Another wrinkle to this, of course, is that for games I have little or no prior preference in, simply making the pick makes me root for the team I selected. If it’s, say, Washington against Nebraska, I will happily pick the team in the bracket I think is more likely to win and then pull hard for the team. (I’m not immune to wanting my predictions to be valid.) So, the weaker my preferences are, the more I hew toward the pure prediction strategy. Is this capricious? Maybe, but so is sport in general.

I try not to be too normative in my assessments of sports fandom (though I’m skeptical of people who have multiple highly differing brackets), and if your competitive impulses overwhelm your disdain for Duke, that’s just fine. But if you’re like me, pick based on utility. By definition, it’ll be more fun.

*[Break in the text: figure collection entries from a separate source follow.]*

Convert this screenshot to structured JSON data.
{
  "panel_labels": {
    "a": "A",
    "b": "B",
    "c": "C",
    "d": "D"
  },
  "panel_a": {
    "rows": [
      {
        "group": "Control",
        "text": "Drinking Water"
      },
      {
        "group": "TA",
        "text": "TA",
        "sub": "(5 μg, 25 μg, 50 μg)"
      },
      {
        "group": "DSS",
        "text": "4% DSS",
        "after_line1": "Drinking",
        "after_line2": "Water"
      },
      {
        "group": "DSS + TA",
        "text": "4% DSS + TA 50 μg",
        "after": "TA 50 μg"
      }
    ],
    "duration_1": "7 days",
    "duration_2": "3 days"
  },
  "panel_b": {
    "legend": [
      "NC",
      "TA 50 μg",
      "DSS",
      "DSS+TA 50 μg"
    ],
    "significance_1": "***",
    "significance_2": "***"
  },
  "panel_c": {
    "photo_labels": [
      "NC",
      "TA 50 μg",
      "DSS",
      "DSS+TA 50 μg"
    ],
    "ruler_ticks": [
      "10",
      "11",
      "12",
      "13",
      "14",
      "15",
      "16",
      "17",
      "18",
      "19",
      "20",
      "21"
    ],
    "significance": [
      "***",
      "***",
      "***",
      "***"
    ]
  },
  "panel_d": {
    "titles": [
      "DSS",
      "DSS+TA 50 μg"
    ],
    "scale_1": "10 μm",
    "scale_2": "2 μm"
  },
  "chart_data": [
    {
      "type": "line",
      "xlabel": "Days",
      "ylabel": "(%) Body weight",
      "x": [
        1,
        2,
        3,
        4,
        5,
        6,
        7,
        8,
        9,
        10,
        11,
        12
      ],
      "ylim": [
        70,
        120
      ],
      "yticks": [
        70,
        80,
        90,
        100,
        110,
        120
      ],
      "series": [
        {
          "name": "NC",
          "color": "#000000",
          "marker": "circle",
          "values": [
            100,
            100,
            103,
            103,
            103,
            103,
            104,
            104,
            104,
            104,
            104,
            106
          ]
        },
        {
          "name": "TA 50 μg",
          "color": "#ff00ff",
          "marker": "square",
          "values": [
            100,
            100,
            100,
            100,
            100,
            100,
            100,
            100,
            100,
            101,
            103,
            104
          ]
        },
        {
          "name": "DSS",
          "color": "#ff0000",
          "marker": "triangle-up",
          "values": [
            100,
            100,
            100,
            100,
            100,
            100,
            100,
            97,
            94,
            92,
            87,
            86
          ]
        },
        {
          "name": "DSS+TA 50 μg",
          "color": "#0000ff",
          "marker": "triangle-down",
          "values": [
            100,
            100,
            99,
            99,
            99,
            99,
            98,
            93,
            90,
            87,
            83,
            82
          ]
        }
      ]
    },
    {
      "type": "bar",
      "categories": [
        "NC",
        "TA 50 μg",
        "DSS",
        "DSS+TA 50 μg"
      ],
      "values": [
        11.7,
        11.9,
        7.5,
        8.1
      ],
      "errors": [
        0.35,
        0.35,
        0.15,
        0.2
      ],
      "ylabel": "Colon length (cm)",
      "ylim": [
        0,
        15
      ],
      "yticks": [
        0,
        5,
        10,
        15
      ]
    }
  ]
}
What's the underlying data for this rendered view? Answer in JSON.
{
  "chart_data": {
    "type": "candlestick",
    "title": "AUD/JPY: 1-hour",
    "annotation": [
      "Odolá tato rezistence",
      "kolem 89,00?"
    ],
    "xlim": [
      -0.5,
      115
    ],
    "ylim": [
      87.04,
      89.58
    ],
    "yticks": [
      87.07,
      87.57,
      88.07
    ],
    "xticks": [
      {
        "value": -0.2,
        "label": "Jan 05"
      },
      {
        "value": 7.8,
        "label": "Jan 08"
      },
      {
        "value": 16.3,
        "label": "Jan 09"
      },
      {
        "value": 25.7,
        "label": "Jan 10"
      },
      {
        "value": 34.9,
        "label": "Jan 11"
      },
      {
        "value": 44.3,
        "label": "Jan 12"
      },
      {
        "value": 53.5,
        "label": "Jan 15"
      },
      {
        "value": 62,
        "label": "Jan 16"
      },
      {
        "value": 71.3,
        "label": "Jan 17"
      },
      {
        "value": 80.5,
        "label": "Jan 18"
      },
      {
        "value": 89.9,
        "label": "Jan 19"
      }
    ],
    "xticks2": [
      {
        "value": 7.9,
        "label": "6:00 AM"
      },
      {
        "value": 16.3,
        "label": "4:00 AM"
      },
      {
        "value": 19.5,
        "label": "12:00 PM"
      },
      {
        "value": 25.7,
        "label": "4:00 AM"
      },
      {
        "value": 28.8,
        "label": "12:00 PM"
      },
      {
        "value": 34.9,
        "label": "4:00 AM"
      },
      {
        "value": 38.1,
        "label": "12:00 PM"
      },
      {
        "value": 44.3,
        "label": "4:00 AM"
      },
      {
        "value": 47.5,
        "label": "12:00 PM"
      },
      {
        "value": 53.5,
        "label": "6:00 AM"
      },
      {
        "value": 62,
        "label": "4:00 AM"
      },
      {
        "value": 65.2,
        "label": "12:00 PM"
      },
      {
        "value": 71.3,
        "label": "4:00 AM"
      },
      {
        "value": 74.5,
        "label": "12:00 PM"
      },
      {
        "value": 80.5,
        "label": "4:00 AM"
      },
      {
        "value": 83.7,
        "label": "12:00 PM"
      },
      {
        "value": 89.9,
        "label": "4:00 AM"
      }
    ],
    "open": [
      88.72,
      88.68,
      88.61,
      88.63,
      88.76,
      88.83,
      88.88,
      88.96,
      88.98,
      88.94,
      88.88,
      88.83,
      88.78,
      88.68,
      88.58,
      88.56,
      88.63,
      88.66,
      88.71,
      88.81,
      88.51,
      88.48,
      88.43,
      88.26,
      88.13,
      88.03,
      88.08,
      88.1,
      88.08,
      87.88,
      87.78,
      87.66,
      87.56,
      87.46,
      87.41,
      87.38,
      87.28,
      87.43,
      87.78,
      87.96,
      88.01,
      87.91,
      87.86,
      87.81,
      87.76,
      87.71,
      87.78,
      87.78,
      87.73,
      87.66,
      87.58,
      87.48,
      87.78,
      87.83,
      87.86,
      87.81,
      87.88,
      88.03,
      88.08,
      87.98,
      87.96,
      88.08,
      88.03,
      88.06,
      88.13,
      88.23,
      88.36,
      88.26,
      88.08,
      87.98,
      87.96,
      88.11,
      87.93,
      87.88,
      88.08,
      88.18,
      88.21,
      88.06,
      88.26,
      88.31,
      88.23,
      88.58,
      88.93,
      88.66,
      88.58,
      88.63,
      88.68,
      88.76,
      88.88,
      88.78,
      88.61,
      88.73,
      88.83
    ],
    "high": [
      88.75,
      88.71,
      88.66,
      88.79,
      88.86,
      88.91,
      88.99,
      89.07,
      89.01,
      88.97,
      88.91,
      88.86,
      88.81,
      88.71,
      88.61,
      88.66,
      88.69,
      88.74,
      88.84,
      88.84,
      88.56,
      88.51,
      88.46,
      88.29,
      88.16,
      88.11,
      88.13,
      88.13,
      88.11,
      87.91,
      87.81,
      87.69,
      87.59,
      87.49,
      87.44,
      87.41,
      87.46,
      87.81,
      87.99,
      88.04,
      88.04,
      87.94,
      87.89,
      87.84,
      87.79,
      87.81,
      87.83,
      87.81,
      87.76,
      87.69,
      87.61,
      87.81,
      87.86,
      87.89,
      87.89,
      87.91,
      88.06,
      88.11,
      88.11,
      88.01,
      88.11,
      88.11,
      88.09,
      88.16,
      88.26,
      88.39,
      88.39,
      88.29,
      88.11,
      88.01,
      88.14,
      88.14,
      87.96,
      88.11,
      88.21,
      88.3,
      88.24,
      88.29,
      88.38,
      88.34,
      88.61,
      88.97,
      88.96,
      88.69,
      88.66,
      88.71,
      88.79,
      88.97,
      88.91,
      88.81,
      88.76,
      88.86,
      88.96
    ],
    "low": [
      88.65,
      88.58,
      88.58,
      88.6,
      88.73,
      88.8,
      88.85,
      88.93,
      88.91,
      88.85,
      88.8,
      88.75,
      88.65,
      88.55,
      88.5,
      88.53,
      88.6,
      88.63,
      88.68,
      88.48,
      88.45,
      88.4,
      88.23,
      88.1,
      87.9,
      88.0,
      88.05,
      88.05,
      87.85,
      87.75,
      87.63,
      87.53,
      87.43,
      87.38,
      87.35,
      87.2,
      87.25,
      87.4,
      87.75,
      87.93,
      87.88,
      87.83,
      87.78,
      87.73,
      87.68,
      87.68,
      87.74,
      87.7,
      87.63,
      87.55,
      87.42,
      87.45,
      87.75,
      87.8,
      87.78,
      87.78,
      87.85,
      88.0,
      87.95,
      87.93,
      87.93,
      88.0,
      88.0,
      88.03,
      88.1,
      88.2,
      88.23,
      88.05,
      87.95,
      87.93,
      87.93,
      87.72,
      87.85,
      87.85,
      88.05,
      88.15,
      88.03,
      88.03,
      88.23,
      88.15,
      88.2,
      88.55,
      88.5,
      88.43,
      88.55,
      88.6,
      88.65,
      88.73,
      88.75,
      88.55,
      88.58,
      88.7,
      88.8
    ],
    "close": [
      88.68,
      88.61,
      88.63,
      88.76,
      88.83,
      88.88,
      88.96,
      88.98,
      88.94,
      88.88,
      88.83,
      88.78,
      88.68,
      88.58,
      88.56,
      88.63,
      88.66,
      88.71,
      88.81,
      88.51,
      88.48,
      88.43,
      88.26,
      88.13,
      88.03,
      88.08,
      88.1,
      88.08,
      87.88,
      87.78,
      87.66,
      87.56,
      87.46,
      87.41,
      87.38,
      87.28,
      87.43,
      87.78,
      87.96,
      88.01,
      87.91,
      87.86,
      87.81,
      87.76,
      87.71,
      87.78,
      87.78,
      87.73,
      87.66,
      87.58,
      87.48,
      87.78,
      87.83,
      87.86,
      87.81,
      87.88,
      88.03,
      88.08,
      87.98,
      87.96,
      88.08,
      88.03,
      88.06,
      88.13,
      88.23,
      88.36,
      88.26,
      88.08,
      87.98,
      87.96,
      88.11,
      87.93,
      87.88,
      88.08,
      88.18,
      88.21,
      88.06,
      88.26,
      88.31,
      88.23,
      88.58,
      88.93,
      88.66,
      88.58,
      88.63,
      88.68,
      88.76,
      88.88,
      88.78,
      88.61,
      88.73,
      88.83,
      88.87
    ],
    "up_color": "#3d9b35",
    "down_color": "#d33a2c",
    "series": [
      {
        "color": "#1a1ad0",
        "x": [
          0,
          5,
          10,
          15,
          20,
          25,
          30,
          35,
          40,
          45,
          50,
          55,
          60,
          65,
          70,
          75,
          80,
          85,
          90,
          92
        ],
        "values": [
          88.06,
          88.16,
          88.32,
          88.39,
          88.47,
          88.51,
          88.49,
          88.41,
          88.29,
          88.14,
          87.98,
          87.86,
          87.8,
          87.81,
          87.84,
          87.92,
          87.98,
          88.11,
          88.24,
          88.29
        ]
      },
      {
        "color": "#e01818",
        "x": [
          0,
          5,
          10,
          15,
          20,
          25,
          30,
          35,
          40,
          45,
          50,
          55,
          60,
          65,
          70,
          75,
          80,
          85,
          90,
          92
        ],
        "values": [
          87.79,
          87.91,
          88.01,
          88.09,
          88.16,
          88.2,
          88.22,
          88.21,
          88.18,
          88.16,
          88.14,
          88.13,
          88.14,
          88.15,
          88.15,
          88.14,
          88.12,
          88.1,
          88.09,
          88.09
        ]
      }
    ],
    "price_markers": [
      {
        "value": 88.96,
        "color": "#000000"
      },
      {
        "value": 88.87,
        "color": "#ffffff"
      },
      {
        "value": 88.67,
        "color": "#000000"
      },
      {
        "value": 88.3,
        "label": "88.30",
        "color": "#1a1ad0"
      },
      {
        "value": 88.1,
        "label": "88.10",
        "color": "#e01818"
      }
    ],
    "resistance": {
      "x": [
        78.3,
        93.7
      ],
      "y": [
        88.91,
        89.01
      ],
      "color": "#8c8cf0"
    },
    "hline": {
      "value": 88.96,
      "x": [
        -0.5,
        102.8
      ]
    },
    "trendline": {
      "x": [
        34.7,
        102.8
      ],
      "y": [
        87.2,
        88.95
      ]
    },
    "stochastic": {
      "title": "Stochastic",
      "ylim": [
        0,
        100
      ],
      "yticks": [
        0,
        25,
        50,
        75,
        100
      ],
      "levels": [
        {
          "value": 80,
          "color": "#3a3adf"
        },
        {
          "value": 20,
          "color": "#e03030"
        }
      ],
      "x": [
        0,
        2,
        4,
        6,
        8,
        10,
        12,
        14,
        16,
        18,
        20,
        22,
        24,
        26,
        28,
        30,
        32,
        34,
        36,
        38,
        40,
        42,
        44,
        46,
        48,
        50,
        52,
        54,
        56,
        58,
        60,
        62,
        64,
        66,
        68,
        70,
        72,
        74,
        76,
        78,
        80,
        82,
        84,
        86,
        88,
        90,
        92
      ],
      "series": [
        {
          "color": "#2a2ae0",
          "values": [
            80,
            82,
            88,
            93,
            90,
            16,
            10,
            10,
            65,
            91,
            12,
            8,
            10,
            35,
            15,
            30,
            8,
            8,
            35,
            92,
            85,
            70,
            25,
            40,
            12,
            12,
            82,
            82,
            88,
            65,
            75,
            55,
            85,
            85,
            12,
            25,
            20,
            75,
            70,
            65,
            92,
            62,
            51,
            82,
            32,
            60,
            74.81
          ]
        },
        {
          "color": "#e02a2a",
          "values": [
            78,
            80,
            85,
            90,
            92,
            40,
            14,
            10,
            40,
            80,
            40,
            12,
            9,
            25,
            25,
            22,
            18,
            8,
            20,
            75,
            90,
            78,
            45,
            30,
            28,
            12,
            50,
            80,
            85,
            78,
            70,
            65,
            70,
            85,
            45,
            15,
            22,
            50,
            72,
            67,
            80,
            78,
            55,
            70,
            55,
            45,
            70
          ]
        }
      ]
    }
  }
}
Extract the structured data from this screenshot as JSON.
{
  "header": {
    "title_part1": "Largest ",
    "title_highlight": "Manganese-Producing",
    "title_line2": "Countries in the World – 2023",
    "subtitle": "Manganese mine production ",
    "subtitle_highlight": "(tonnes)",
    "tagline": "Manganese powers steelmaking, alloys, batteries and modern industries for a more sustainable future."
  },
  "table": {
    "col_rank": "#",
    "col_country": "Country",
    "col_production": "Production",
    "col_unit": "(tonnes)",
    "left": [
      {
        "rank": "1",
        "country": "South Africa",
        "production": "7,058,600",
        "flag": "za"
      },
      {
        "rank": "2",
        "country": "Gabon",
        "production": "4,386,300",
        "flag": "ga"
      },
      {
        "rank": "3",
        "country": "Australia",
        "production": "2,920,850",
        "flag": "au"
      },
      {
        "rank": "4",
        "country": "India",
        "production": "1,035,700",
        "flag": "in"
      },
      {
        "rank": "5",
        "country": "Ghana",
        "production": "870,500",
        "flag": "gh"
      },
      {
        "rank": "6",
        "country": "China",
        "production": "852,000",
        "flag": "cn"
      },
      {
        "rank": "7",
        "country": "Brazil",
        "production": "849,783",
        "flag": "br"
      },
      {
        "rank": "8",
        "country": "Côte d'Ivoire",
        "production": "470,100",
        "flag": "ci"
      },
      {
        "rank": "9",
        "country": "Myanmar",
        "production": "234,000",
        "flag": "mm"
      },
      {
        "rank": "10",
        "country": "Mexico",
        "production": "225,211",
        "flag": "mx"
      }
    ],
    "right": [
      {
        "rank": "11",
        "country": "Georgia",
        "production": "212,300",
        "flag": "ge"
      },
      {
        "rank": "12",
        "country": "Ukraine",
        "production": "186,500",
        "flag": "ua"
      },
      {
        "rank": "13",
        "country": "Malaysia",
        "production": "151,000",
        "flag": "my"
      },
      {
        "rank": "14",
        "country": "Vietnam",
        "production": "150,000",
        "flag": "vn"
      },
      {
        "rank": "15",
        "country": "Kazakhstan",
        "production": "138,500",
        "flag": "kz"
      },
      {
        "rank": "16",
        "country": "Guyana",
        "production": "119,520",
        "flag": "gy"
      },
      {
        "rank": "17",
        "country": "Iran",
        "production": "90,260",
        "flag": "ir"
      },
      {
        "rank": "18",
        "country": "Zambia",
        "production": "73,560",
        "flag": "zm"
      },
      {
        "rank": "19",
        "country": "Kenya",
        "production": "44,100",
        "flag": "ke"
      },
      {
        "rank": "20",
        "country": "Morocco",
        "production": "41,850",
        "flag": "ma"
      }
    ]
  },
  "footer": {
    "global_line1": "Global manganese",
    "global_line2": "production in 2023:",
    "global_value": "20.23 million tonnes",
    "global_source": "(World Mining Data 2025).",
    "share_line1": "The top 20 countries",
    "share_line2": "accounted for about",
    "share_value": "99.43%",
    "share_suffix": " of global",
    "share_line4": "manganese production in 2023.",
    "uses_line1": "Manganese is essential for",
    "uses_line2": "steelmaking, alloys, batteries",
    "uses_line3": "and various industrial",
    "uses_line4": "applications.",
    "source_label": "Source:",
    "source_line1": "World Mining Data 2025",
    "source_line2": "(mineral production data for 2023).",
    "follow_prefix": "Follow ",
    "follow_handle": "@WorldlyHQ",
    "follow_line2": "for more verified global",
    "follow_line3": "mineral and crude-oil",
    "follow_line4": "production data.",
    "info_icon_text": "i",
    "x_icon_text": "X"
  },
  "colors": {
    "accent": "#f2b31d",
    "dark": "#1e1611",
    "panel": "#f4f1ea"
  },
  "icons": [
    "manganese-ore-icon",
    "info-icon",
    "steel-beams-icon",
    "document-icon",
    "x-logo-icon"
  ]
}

* To be fair, my restaurant preferences aren’t unquantifiable, and the same is true for many other tastes. My point is that following everyone else’s numbers won’t necessarily yield you the best strategy for you.

** Meaning the round of 64. I’m not happy with the NCAA for making the decision that led to this footnote.

*** Incidentally, this is one reason I’m a poor poker player. I don’t enjoy playing in the optimal manner enough to actually do it. Thankfully, I recognize this well enough to not play for real stakes, which amusingly makes me play even less optimally from a winnings perspective.